Finding a public washroom shouldn't be hard, but with the ongoing COVID-19 pandemic, that isn't the case
Stock photo.

Even as Ontario and the rest of the country slowly reopens, the issue of washroom access is laid bare, showing the gaps between those who have a readily available place to relieve themselves and those who don't.

Edith Wilson is a Master's of Sociology student from the University of Guelph whose research was on washrooms for 'customers-only' rules in Toronto. She appeared on the Mike Farwell Show on 570 NEWS and says our public bathroom infrastructure was underfunded and underwhelming even before the pandemic. 

Public bathrooms, in this case, are ones in public buildings like libraries, rinks, community centres, parks and other places that aren't subject to customer-only rules.

"It's a matter of dignity for everyone to have enough public washrooms available, but unfortunately that's not the situation, which is just a real shame," she said. 

She says the situation is worse now under the pandemic as public washrooms were closed from the public. Many locations people have relied on for a substitute for public washrooms, like coffee shops or other private building washrooms, are also closed off to the public too.

"It also ends up harming people who are living with homelessness, or who are otherwise out on the streets more often, and they just can't find anywhere to go," Wilson said. She lists off pregnant women, children and the elderly as others who would also benefit from having a readily available public washroom.

"When you think about who is allowed, or who feels comfortable to be in public space, right? Having a washroom is a big part of that. I don't really think that any of us like to pee outside."

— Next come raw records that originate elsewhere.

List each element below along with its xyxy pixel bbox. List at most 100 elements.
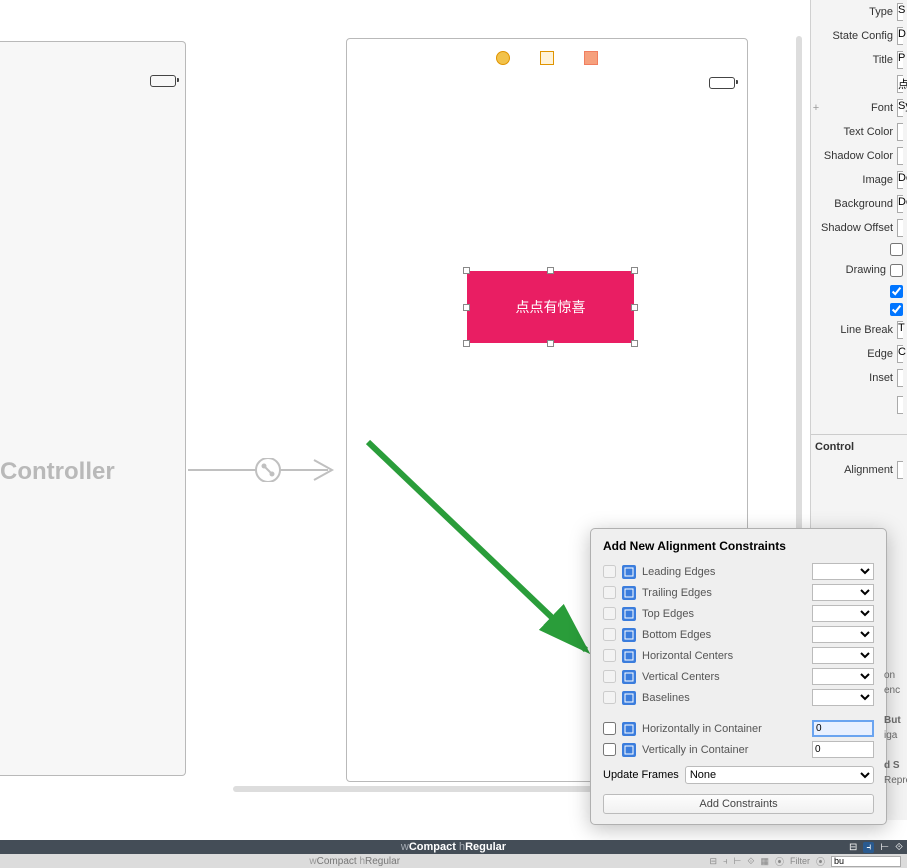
constraint-checkbox[interactable]	[603, 565, 616, 578]
title-text[interactable]: 点	[897, 75, 903, 93]
constraint-row[interactable]: Baselines	[591, 687, 886, 708]
stack-icon[interactable]: ⊟	[849, 842, 857, 853]
constraint-icon	[622, 586, 636, 600]
resize-handle[interactable]	[631, 340, 638, 347]
constraint-row[interactable]: Bottom Edges	[591, 624, 886, 645]
vc-icon[interactable]	[496, 51, 510, 65]
battery-icon	[150, 75, 176, 87]
inset-field[interactable]	[897, 369, 903, 387]
left-viewcontroller-partial[interactable]	[0, 41, 186, 776]
add-constraints-button[interactable]: Add Constraints	[603, 794, 874, 814]
update-frames-select[interactable]: None	[685, 766, 874, 784]
button-title: 点点有惊喜	[516, 297, 586, 317]
constraint-checkbox[interactable]	[603, 722, 616, 735]
selected-uibutton[interactable]: 点点有惊喜	[467, 271, 634, 343]
constraint-label: Trailing Edges	[642, 587, 812, 599]
constraint-value[interactable]	[812, 563, 874, 580]
resize-handle[interactable]	[631, 267, 638, 274]
checkbox[interactable]	[890, 243, 903, 256]
constraint-value[interactable]	[812, 584, 874, 601]
first-responder-icon[interactable]	[540, 51, 554, 65]
constraint-value[interactable]	[812, 668, 874, 685]
constraint-icon	[622, 565, 636, 579]
label: Image	[811, 174, 897, 186]
constraint-checkbox[interactable]	[603, 649, 616, 662]
alignment-constraints-popover[interactable]: Add New Alignment Constraints Leading Ed…	[590, 528, 887, 825]
constraint-label: Horizontally in Container	[642, 723, 812, 735]
font-field[interactable]: Sy	[897, 99, 903, 117]
label: Text Color	[811, 126, 897, 138]
size-class-bar[interactable]: wCompact hRegular	[0, 840, 907, 854]
exit-icon[interactable]	[584, 51, 598, 65]
resize-handle[interactable]	[631, 304, 638, 311]
label: State Config	[811, 30, 897, 42]
constraint-value[interactable]	[812, 626, 874, 643]
resize-handle[interactable]	[463, 340, 470, 347]
stack-icon[interactable]: ⊟	[709, 856, 717, 867]
label: Line Break	[811, 324, 897, 336]
pin-tool-icon[interactable]: ⊢	[880, 842, 889, 853]
image-field[interactable]: De	[897, 171, 903, 189]
constraint-label: Bottom Edges	[642, 629, 812, 641]
resolve-tool-icon[interactable]: ⟐	[895, 842, 903, 853]
resize-handle[interactable]	[547, 267, 554, 274]
vertical-scrollbar[interactable]	[796, 36, 802, 556]
filter-input[interactable]	[831, 856, 901, 867]
type-field[interactable]: S	[897, 3, 903, 21]
resize-handle[interactable]	[547, 340, 554, 347]
constraint-checkbox[interactable]	[603, 607, 616, 620]
pin-icon[interactable]: ⊢	[734, 856, 742, 867]
constraint-row[interactable]: Horizontally in Container	[591, 718, 886, 739]
constraint-icon	[622, 670, 636, 684]
state-field[interactable]: D	[897, 27, 903, 45]
constraint-label: Vertical Centers	[642, 671, 812, 683]
constraint-label: Baselines	[642, 692, 812, 704]
constraint-icon	[622, 649, 636, 663]
constraint-row[interactable]: Top Edges	[591, 603, 886, 624]
battery-icon	[709, 77, 735, 89]
constraint-row[interactable]: Trailing Edges	[591, 582, 886, 603]
checkbox[interactable]	[890, 303, 903, 316]
resize-handle[interactable]	[463, 304, 470, 311]
grid-icon[interactable]: ▦	[760, 856, 769, 867]
resize-handle[interactable]	[463, 267, 470, 274]
background-field[interactable]: De	[897, 195, 903, 213]
constraint-value[interactable]	[812, 741, 874, 758]
resolve-icon[interactable]: ⟐	[747, 856, 754, 867]
constraint-row[interactable]: Vertically in Container	[591, 739, 886, 760]
label: Type	[811, 6, 897, 18]
constraint-value[interactable]	[812, 720, 874, 737]
constraint-label: Leading Edges	[642, 566, 812, 578]
checkbox[interactable]	[890, 264, 903, 277]
segue-arrow[interactable]	[188, 458, 346, 482]
constraint-label: Vertically in Container	[642, 744, 812, 756]
constraint-checkbox[interactable]	[603, 628, 616, 641]
constraint-row[interactable]: Vertical Centers	[591, 666, 886, 687]
constraint-value[interactable]	[812, 689, 874, 706]
align-icon[interactable]: ⫞	[723, 856, 728, 867]
edge-field[interactable]: C	[897, 345, 903, 363]
alignment-field[interactable]	[897, 461, 903, 479]
shadowoffset-field[interactable]	[897, 219, 903, 237]
shadowcolor-field[interactable]	[897, 147, 903, 165]
constraint-checkbox[interactable]	[603, 586, 616, 599]
textcolor-field[interactable]	[897, 123, 903, 141]
label: Background	[811, 198, 897, 210]
constraint-row[interactable]: Leading Edges	[591, 561, 886, 582]
constraint-checkbox[interactable]	[603, 691, 616, 704]
add-icon[interactable]: +	[811, 102, 821, 114]
constraint-value[interactable]	[812, 647, 874, 664]
align-tool-icon[interactable]: ⫞	[863, 842, 874, 853]
scene-dock[interactable]	[347, 51, 747, 61]
checkbox[interactable]	[890, 285, 903, 298]
constraint-label: Horizontal Centers	[642, 650, 812, 662]
field[interactable]	[897, 396, 903, 414]
secondary-bottom-bar: wCompact hRegular ⊟ ⫞ ⊢ ⟐ ▦ ⦿Filter ⦿	[0, 854, 907, 868]
constraint-value[interactable]	[812, 605, 874, 622]
constraint-row[interactable]: Horizontal Centers	[591, 645, 886, 666]
linebreak-field[interactable]: T	[897, 321, 903, 339]
constraint-checkbox[interactable]	[603, 670, 616, 683]
update-frames-label: Update Frames	[603, 769, 679, 781]
title-field[interactable]: P	[897, 51, 903, 69]
constraint-checkbox[interactable]	[603, 743, 616, 756]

Wilson says her ideal scenario would be a small pod of washrooms every few blocks on a city street, and that the ones in parks are properly staffed to ensure they are maintained and operational, rather than letting it fall into disrepair. People should be reaching out to their elected officials about these issues, she said.

"It's a matter of investment. It's a matter of making that a priority in the budget because obviously we don't have that infrastructure now, so adding it would cost some money, but it's well worth it to make people more comfortable."